Politicians Rejoice as Bill Turque Leaves

By Adam Pagnucco.

The most feared person in MoCo politics is not an elected official.  He’s not a union leader, a developer, a big contributor or even a blogger.  He’s Washington Post reporter Bill Turque, who has covered the MoCo beat for over four years.  Happily for politicians and unhappily for the rest of us, Turque has stepped down and it’s unclear what the Post will do next.

MoCo officials did not fully understand what they were getting when Turque began writing about the county.  Among his many previous assignments, Turque covered former D.C. public schools chancellor Michelle Rhee, a FAR tougher figure than any MoCo politician.  Turque’s battle for information from the school system escalated to the point when his own bosses tried to censor him.  Then there’s the story of when the Post allowed Rhee to use one of their conference rooms to hold a meeting.  Rumor has it that Turque quietly walked in with a notepad.  Rhee was about as pleased as a bride who sees a cockroach in her wedding cake and wedding gown!

Politicians in MoCo had it easy from the Post until Turque showed up.  His two predecessors on the MoCo beat were Mike Laris, who wrote one or two articles a month, and Victor Zapana, who was fresh out of college.  Neither knew a lot about the county.  Turque, in contrast, was a long-time resident who quickly learned the history and the players.  Before long, inconvenient stories began appearing in the paper.  Politicians began longing for the days of scanty coverage!

How to pick the Best of Turque?  There are so many articles to choose from.  There’s the time when he outed a union-linked operative as the author of an anonymous attack website targeting former Council Member Valerie Ervin.  Then there was the article in which he called out the County Council for violating its own law on Public Information Act disclosure in taking down email addresses from the county’s website.  Council Member Marc Elrich, who has long said he turns away developer money, was caught by Turque taking money from an attorney who represents developers.  Council Member George Leventhal has yet to recover from Turque’s posting a video of his berating budget director Jennifer Hughes from the dais which was cited in Bethesda Magazine’s coverage of his Executive campaign launch.  And then there’s the Silver Spring Transit Center fiasco, the subject of countless Turque articles up to his flaying the county for getting fleeced by lawyers and experts.  Years ago, a Leggett administration official complained to me about Turque’s relentless coverage of the transit center.  Your author replied, “You can’t blame the wolf for liking the taste of meat!”

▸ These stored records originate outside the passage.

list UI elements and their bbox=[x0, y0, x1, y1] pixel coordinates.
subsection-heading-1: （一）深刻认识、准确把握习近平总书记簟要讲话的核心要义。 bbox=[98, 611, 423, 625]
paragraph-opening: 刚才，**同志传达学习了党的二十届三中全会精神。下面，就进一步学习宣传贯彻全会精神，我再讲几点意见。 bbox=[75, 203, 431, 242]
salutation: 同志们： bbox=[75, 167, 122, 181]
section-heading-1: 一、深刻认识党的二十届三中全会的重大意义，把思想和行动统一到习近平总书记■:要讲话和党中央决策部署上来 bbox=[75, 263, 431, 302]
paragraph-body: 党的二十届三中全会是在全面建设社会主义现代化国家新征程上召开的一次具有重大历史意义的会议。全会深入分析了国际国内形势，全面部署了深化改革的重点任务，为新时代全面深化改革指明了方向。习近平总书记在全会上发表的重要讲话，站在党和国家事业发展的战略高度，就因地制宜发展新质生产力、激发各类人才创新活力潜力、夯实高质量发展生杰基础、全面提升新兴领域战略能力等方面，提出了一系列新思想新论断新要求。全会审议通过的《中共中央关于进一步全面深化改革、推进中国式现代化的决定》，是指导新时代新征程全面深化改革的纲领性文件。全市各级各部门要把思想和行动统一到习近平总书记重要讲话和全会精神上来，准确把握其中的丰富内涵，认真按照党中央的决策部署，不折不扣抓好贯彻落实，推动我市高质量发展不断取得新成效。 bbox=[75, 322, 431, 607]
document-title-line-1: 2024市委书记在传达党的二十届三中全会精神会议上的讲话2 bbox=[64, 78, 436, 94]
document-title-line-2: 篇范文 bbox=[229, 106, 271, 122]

Perhaps no politician in the county will be happier to see Turque leave than David Trone.  Turque wrote a story on Trone’s political contributions early in his candidacy for Congress including the now-infamous Trone quote “I sign my checks to buy access.”  Trone’s campaign never got past that statement.  But there was more, including coverage of the Trone Spy and a Trone company’s payment of a fine for making illegal campaign contributions.  We think Trone should celebrate Turque’s retirement by instituting a blow-out sale at Total Wine.  Spread the joy, Mr. Trone!

The key to understanding Turque is that he’s an old-school, all-business reporter.  If you have real information, he’ll look at it.  If you have BS, spin or rumor that repeatedly doesn’t pan out, he sniffs it out lickety-split.  The worst thing one could ever do with Turque is tell him “there’s no story there.”  To Turque, that is proof that there actually IS a story and it will make him dig harder.  One more thing.  Your author has spent countless hours eating sushi with Turque and to this day I have no idea who he voted for.

The future after Turque is hazy at best.  The Post is searching for a successor.  It’s possible that the Post will bring on another newbie like Zapana or perhaps have its MoCo beat reporter take on work outside the county as its solicitation suggests.  Either of those possibilities would likely result in declines of coverage here.  Add that to the demise of the Gazette and the Examiner and, other than Bethesda Magazine and a couple online outlets, we could have a news desert at a time of historic change in county politics.